Habit Number 6: Synergizing and What it Means to Be Part of a Team
Hard vs. Soft Skills
My church (like most) encourages its members to donate a tithe, or 10% of everything you earn. Because it’s as easy as calculating a (bad) tip, I think it’s the easiest of all commandments—it’s just simple arithmetic, whereas “kindness” and “loving thy neighbor” are extremely difficult to evaluate, and surely impossible to accomplish with auto-pay.
As with tithing, the 7th habit (Sharpening the Saw) is relatively tangible: regularly set aside time for yourself. However difficult it may be to carve out those precious minutes, it’s at least something we can write down in our calendars. It’s concrete, schedulable. The 6th habit, synergizing, is one of those (pesky) intangible, soft skills—impossible to measure and easy to forget in the heat of the moment.

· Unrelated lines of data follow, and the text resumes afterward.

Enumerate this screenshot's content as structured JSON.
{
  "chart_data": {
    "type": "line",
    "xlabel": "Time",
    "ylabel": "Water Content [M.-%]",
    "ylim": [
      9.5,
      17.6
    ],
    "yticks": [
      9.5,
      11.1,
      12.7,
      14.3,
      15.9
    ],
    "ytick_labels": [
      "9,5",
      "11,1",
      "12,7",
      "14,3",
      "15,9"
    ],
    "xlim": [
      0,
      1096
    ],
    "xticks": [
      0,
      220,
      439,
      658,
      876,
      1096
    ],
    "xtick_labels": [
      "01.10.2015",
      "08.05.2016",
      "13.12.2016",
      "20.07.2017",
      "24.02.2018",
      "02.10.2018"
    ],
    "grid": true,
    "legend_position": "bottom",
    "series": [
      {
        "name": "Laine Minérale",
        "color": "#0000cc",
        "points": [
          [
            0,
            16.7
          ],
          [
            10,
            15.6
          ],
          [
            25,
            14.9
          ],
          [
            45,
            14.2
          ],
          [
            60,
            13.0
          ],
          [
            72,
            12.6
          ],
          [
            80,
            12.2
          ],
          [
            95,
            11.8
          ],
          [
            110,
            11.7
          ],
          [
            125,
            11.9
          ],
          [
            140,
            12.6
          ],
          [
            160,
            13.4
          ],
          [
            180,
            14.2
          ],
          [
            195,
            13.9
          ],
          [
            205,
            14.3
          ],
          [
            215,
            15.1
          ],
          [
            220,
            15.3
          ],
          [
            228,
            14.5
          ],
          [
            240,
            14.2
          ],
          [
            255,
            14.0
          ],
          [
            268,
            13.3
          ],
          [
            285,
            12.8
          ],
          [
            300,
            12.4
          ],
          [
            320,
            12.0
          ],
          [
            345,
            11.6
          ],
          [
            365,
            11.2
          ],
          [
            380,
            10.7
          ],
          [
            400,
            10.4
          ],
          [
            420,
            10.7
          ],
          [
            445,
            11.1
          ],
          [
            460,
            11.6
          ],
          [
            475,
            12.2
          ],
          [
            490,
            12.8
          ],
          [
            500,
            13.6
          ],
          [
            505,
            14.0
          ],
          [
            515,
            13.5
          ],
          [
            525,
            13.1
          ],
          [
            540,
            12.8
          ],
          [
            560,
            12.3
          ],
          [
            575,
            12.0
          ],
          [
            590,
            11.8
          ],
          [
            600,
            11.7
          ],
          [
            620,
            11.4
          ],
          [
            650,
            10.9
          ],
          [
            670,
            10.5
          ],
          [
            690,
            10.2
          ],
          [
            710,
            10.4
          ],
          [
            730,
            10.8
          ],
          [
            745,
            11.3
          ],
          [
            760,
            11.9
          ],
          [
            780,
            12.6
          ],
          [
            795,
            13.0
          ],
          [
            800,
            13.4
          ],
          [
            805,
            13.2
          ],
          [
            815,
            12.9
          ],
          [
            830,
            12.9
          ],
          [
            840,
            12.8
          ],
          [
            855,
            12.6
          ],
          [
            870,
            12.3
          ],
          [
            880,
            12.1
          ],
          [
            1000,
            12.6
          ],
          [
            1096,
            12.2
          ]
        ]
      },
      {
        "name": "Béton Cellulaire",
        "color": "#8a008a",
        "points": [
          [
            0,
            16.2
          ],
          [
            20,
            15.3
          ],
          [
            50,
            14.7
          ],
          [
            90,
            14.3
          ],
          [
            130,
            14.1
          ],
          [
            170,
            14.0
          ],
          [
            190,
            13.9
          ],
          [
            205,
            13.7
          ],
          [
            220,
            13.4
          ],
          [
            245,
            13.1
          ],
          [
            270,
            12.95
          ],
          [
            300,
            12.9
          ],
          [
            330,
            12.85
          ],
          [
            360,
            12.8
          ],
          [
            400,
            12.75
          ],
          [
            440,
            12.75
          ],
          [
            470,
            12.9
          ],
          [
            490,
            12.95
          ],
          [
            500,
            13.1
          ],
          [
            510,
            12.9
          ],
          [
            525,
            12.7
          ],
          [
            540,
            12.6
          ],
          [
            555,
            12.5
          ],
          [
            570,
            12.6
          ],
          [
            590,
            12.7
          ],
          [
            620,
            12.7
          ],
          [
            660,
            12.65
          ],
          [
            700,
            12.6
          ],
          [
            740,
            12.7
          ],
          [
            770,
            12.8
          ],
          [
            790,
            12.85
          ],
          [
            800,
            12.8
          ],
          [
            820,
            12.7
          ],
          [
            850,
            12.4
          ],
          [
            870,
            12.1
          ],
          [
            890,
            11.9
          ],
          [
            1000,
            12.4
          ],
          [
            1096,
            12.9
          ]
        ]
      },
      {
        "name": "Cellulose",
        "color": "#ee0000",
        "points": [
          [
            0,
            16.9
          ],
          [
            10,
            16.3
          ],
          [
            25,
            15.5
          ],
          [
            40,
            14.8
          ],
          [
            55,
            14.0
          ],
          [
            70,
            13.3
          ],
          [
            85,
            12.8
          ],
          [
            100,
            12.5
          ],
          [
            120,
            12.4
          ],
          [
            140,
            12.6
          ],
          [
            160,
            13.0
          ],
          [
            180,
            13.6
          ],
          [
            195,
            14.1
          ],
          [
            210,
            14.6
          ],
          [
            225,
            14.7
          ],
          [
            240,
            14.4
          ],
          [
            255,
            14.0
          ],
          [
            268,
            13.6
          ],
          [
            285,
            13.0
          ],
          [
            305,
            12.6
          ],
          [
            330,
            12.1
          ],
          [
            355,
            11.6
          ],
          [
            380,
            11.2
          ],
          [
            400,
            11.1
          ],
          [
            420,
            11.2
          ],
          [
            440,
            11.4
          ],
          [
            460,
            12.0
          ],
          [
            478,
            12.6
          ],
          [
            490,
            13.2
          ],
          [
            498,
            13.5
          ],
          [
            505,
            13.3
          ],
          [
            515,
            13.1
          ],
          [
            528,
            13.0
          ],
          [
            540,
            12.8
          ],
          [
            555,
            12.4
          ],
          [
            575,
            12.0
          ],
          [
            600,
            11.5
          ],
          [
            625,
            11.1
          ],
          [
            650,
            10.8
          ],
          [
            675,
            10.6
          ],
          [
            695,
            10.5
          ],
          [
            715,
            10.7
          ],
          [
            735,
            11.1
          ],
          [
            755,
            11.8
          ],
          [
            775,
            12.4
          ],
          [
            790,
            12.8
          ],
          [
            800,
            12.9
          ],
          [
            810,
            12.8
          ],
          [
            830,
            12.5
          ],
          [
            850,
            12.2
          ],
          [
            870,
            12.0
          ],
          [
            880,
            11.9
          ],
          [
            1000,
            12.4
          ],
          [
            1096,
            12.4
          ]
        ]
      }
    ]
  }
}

Synergizing as a Way of Life
We can’t schedule an hour a day to synergize. It’s something we must be in the habit of doing all day long, every day. It’s something we must do when we’re volunteering with a hundred other people who have hundred different ideas, when we’re doing a group project with a right-brained pal, when we’re at the office trying to convince everyone to use SharePoint, when we’re at home “helping” our spouse pack the car before a road trip.
According to the penguins, employing this habit can make our lives infinitely more pleasant:
On paper, it’s easy to call yourself a team player. In practice, when it really matters—when the chips are down, when it’s your kid, when your name is on the dotted line, when you’re footing the bill—being a team player requires immense courage, trust, and humility.
How Do We Synergize?
My first boss out of college once commented, “A true leader takes all the blame when things go wrong, and gives her team members all the credit when things go right.” This is the reality we accept when we choose synergy over secrecy, learning over pride.
People who synergize care more about results than recognition. They ask twenty year-old millennials how to navigate that mysterious Cloud. Then, they take the time to explain office politics to their younger counterparts. For results, they’re willing to take risks, try new things, share their knowledge, and swallow their pride. For results, they’re willing to do what it takes (not whatever it takes – an important distinction I could probably write an entire book about).